The Basic-Grid is configured as outlined earlier. Random electrical loads are generated for feeder 1, feeder 2, and feeder 3 using an artificial load profile generator based on German household statistics. Meanwhile, the electrical load profiles for feeder 4, feeder 5, and feeder six are assumed to be the same as those used for MES control optimization in Step 2. In Strategy A’s Test-Grid, the focus is on representing the prevailing systems currently in operation, reflecting the feed-in tariffs and incentives for PV and CHP systems in Germany. Control optimization is geared toward minimizing the MES’s operational costs. A perfect forecast is employed as the forecast method, ensuring no discrepancies between forecast PV production and energy consumption and the actual values.
The Basic-Grid configuration remains consistent with Strategy A. In contrast, the Test-Grid is equipped with MESs operating without feed-in tariff contracts for energy produced by the PV and CHP systems. The control strategy is aimed at minimizing the operational costs of the multi-energy system, and the forecast method selected is perfect forecast, ensuring no discrepancies between forecasted PV production and energy consumption values and their actual counterparts.
The Basic-Grid configuration remains consistent with Strategy A. Conversely, the Test-Grid is equipped with MESs devoid of feed-in tariff contracts for energy produced by the PV and CHP systems. The control strategy is optimized for minimal CO2 emission, and the forecast method selected is perfect forecast, ensuring no discrepancies between forecasted PV production and energy consumption values and their real counterparts.
The Basic-Grid configuration mirrors that of Strategy A. Conversely, the Test-Grid is outfitted with MESs lacking feed-in tariff contracts for energy produced by the PV and CHP systems. Instead, they receive a variable electricity price determined by a third party, such as the energy provider or a virtual power plant.

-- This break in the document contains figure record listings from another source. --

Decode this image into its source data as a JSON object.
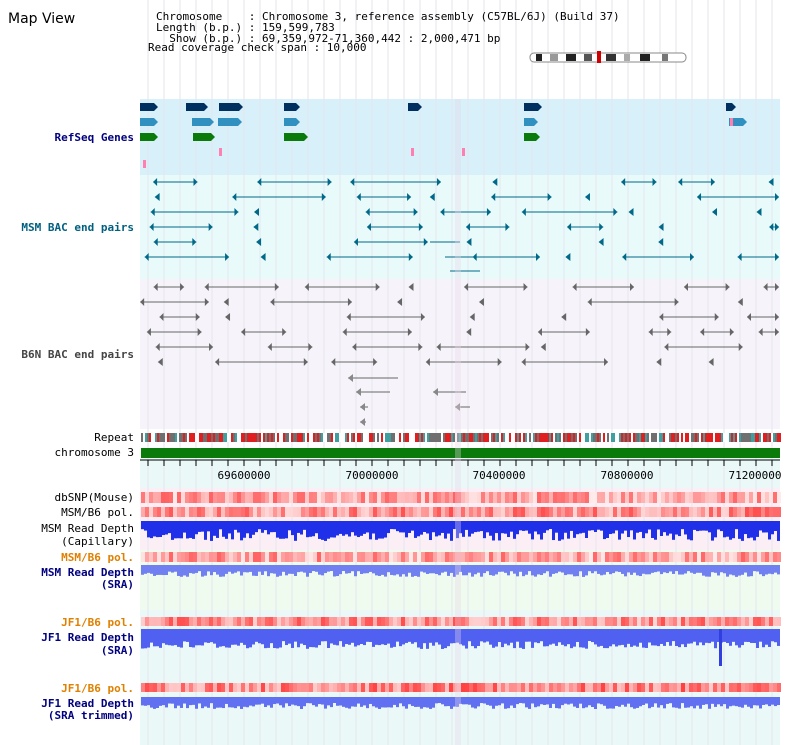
{
  "view_title": "Map View",
  "info": {
    "line1": "Chromosome    : Chromosome 3, reference assembly (C57BL/6J) (Build 37)",
    "line2": "Length (b.p.) : 159,599,783",
    "line3": "  Show (b.p.) : 69,359,972-71,360,442 : 2,000,471 bp",
    "line4": "Read coverage check span : 10,000"
  },
  "tracks": {
    "refseq": "RefSeq Genes",
    "msm_bac": "MSM BAC end pairs",
    "b6n_bac": "B6N BAC end pairs",
    "repeat": "Repeat",
    "chromosome": "chromosome 3",
    "dbsnp": "dbSNP(Mouse)",
    "msm_b6_pol_1": "MSM/B6 pol.",
    "msm_read_depth_cap_1": "MSM Read Depth",
    "msm_read_depth_cap_2": "(Capillary)",
    "msm_b6_pol_2": "MSM/B6 pol.",
    "msm_read_depth_sra_1": "MSM Read Depth",
    "msm_read_depth_sra_2": "(SRA)",
    "jf1_b6_pol_1": "JF1/B6 pol.",
    "jf1_read_depth_sra_1": "JF1 Read Depth",
    "jf1_read_depth_sra_2": "(SRA)",
    "jf1_b6_pol_2": "JF1/B6 pol.",
    "jf1_read_depth_trim_1": "JF1 Read Depth",
    "jf1_read_depth_trim_2": "(SRA trimmed)"
  },
  "ruler": {
    "ticks": [
      "69600000",
      "70000000",
      "70400000",
      "70800000",
      "71200000"
    ]
  },
  "colors": {
    "refseq_bg": "#d8f0fa",
    "msm_bg": "#e8fafa",
    "b6n_bg": "#f6f4fa",
    "chromosome": "#0a7a0a",
    "label_navy": "#000080",
    "label_teal": "#006080",
    "label_orange": "#e08000"
  }
}
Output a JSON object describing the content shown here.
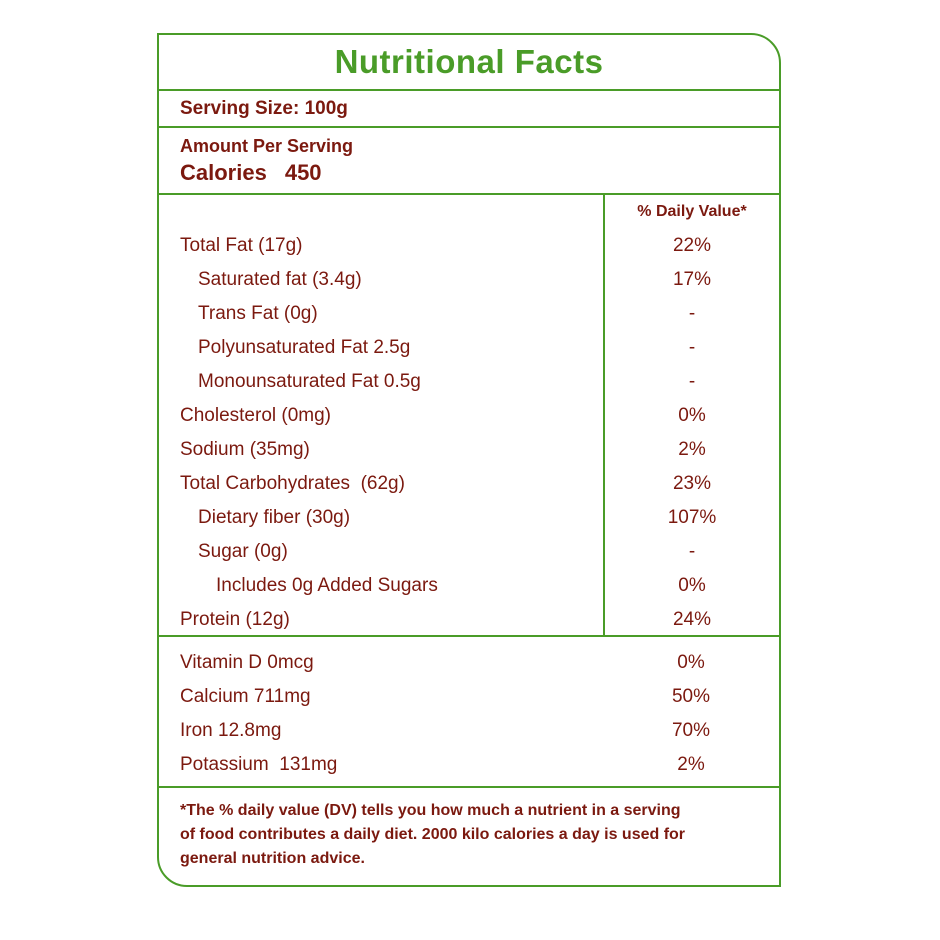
{
  "colors": {
    "green": "#4a9c28",
    "maroon": "#7b190f"
  },
  "label": {
    "title": "Nutritional Facts",
    "serving_size": "Serving Size: 100g",
    "amount_per_serving": "Amount Per Serving",
    "calories_label": "Calories",
    "calories_value": "450",
    "daily_value_header": "% Daily Value*",
    "nutrients": [
      {
        "name": "Total Fat (17g)",
        "value": "22%",
        "indent": 0
      },
      {
        "name": "Saturated fat (3.4g)",
        "value": "17%",
        "indent": 1
      },
      {
        "name": "Trans Fat (0g)",
        "value": "-",
        "indent": 1
      },
      {
        "name": "Polyunsaturated Fat 2.5g",
        "value": "-",
        "indent": 1
      },
      {
        "name": "Monounsaturated Fat 0.5g",
        "value": "-",
        "indent": 1
      },
      {
        "name": "Cholesterol (0mg)",
        "value": "0%",
        "indent": 0
      },
      {
        "name": "Sodium (35mg)",
        "value": "2%",
        "indent": 0
      },
      {
        "name": "Total Carbohydrates  (62g)",
        "value": "23%",
        "indent": 0
      },
      {
        "name": "Dietary fiber (30g)",
        "value": "107%",
        "indent": 1
      },
      {
        "name": "Sugar (0g)",
        "value": "-",
        "indent": 1
      },
      {
        "name": "Includes 0g Added Sugars",
        "value": "0%",
        "indent": 2
      },
      {
        "name": "Protein (12g)",
        "value": "24%",
        "indent": 0
      }
    ],
    "vitamins": [
      {
        "name": "Vitamin D 0mcg",
        "value": "0%"
      },
      {
        "name": "Calcium 711mg",
        "value": "50%"
      },
      {
        "name": "Iron 12.8mg",
        "value": "70%"
      },
      {
        "name": "Potassium  131mg",
        "value": "2%"
      }
    ],
    "footnote": "*The % daily value (DV) tells you how much a nutrient in a serving of food contributes a daily diet. 2000 kilo calories a day is used for general nutrition advice."
  }
}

The control strategy remains optimized for the operational costs of the multi-energy system, with a perfect forecast method chosen to ensure no disparities between forecasted PV production and energy consumption values and their actual counterparts.
The Basic-Grid configuration is identical to the Test-Grid of Strategy A. However, in the Test-Grid, the placements of the MESs are randomized. All 23 consumers, including the MES, can be located at any bus within the grid.